Silky Anteater (Cyclopes didactylus)


Family:                    Myrmecophagidae.

Status:                     No special status.

Size:                        Six to nine inches length; weight up to one lb.

Diet:                        Insectivore.

Characteristics:        Nocturnal.

Area:                       Mexico, Central America, South America.

Offspring:                One.

Predators:               Jaguar, puma, eagle, owl, hawk.



·       The silky anteater is also known as the pygmy anteater, dwarf anteater, or two-toed anteater.

·       Silky anteaters are the smallest anteaters.

·       Anteaters are also sometimes called ant bears.

·       Anteaters once belonged to the order of animals called Edentata, which means “toothless.”

·       The silky anteater emits a shrill call when threatened.



The silky anteater lives in trees and rarely descends to the ground. They have two large, curved claws on their front legs that they use to hold onto tree branches, and to defend themselves if threatened. The tail of the silky anteater is long and prehensile, which means it can hold onto branches and swing using its tail. The silky anteater can usually be found in ceiba (silk cotton) trees, which provide excellent camouflage for these silky, golden-coloured animals. They sleep during the day in a nest of dry leaves in the hollow of a tree, and during the night, they feed on ants and other insects, or sometimes fruit if no insects are available. One anteater may eat up to 8,000 ants per night, using its long sticky tongue to sweep them up into its mouth. Anteaters have poor eyesight, but an excellent sense of smell and hearing. Because they rarely descend from trees, they obtain their water from licking moisture such as dew or rainwater from leaves. When they do walk on the ground, they move slowly because their long claws get in the way. To compensate, the silky anteater turns its claws inwards and walks on the outsides of its feet.

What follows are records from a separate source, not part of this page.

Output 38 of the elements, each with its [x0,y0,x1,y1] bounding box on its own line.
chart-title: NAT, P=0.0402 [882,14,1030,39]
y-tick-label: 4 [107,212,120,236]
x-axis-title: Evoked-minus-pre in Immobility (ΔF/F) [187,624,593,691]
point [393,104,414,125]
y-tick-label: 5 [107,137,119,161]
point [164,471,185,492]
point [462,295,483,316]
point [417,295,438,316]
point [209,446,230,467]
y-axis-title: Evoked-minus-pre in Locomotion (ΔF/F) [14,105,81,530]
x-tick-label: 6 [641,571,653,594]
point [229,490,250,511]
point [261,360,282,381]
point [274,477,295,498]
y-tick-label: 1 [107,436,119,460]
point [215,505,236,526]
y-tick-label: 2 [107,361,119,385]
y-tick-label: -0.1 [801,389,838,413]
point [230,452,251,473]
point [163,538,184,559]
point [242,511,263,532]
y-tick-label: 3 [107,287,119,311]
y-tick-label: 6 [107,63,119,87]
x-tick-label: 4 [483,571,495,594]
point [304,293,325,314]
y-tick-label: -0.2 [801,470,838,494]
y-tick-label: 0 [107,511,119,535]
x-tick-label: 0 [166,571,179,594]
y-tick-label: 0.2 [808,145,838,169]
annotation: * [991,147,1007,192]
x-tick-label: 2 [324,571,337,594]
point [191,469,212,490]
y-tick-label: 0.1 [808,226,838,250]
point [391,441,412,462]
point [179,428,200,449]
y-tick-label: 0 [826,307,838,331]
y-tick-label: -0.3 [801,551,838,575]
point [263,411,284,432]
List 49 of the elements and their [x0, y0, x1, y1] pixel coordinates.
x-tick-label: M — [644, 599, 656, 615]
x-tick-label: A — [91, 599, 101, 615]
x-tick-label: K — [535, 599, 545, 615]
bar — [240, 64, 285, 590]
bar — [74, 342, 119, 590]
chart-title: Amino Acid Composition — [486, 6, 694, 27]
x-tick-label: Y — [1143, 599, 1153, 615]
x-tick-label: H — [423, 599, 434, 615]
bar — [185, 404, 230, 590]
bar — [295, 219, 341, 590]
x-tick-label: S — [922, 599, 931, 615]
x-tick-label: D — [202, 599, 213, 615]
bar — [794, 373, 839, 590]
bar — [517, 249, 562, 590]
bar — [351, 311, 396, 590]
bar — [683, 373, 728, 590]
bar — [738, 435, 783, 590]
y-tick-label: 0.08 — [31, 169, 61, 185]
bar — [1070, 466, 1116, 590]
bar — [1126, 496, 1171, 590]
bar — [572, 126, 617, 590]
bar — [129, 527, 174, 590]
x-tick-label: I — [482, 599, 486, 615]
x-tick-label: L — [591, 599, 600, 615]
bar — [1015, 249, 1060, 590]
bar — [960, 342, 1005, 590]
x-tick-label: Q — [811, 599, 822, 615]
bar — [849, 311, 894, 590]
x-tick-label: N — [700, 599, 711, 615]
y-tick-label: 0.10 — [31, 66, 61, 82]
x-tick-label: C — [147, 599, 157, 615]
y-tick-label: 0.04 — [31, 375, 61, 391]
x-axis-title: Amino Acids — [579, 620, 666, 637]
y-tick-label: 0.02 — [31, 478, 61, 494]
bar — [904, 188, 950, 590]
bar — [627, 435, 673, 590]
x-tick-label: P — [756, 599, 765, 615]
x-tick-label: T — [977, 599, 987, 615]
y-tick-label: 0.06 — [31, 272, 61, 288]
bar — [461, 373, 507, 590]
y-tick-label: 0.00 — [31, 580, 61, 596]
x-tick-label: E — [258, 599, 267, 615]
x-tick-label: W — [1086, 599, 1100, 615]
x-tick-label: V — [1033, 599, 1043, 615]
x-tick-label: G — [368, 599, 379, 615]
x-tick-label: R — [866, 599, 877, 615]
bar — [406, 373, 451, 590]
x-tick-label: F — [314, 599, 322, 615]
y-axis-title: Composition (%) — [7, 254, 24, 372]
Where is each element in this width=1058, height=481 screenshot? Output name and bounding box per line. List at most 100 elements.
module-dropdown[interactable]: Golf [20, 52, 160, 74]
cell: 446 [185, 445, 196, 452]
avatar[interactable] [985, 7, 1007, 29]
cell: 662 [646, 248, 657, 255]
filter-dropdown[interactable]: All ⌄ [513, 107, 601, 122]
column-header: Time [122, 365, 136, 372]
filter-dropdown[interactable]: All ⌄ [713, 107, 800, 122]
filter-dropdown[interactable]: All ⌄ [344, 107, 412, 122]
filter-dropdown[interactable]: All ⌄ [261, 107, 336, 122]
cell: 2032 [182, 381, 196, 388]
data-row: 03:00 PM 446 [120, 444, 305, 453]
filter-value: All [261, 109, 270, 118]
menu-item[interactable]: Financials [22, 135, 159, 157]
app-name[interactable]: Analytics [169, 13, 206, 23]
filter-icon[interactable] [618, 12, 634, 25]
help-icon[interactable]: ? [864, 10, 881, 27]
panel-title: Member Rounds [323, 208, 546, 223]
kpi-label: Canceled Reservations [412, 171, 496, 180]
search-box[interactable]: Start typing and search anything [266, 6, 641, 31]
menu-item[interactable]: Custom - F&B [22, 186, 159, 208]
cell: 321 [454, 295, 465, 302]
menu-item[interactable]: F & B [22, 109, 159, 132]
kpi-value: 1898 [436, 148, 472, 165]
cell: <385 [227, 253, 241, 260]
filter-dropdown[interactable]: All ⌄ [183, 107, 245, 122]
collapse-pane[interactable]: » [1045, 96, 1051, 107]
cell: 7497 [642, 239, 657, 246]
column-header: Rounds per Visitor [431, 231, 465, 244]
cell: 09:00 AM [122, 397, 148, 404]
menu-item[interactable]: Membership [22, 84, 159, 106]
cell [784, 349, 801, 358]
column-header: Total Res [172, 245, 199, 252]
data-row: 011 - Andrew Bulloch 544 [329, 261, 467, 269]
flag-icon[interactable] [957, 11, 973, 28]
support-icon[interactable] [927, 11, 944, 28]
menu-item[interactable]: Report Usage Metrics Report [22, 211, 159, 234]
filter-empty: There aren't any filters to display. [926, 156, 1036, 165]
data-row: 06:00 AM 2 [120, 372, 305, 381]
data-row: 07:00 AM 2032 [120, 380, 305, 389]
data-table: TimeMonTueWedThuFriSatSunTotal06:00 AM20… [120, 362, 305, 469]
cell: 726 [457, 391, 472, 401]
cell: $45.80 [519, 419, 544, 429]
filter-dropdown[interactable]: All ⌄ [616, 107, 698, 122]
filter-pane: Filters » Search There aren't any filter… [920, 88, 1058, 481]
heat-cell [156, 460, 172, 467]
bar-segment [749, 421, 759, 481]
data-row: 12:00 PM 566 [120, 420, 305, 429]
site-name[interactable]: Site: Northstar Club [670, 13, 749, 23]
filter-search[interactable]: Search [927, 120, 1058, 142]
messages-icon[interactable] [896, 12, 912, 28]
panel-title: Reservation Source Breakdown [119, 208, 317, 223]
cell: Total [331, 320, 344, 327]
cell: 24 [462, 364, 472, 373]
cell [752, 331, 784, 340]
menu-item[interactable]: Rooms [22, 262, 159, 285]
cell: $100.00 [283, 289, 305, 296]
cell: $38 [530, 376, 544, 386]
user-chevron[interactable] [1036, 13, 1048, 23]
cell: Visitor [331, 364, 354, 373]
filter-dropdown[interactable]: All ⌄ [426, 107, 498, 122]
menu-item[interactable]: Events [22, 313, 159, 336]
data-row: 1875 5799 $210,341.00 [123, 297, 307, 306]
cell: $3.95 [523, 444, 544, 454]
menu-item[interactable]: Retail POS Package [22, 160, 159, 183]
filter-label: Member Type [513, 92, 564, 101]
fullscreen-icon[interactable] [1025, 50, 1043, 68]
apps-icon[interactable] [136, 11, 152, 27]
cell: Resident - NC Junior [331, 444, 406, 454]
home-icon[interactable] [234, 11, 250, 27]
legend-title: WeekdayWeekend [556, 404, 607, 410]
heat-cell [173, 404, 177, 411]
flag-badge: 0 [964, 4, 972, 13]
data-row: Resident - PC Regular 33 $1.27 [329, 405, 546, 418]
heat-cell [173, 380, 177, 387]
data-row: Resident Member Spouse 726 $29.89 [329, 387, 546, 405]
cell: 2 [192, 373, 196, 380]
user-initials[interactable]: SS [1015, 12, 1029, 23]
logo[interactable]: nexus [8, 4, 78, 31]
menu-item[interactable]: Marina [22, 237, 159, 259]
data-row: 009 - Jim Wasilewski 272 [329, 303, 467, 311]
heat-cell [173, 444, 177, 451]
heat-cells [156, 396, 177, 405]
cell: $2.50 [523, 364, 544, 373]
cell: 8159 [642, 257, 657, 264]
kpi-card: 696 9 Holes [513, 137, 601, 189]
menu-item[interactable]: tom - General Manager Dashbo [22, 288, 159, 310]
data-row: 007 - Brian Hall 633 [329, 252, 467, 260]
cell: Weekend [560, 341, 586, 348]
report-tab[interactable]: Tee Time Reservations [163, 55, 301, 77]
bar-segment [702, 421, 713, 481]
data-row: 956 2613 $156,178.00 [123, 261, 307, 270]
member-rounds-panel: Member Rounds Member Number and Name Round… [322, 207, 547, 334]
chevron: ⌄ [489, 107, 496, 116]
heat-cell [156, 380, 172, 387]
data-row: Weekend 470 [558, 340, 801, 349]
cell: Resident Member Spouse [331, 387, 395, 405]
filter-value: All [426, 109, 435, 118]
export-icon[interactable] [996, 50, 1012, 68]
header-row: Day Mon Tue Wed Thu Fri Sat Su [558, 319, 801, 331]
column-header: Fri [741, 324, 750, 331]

Silky anteaters live in tropical forests ranging from southern Mexico through Bolivia and parts of Brazil. They can usually be found high up in trees, but underneath the top canopy to escape detection by birds of prey. Because they only come out at night and blend in with the forest background, silky anteaters are seldom seen.



Silky anteaters live alone or with a mate. Mating season is in summer, and after a five to six month pregnancy, the female gives birth in their nest high up in a tree. Both parents care for the youngster, and when it begins to be weaned, they bring back pre-digested insects for the baby. Sometime the male carries the baby around with him on his back. At approximately nine months, the youngster begins to go out on its own, and by one year, it’s fully grown. The average lifespan of a silky anteater is two years.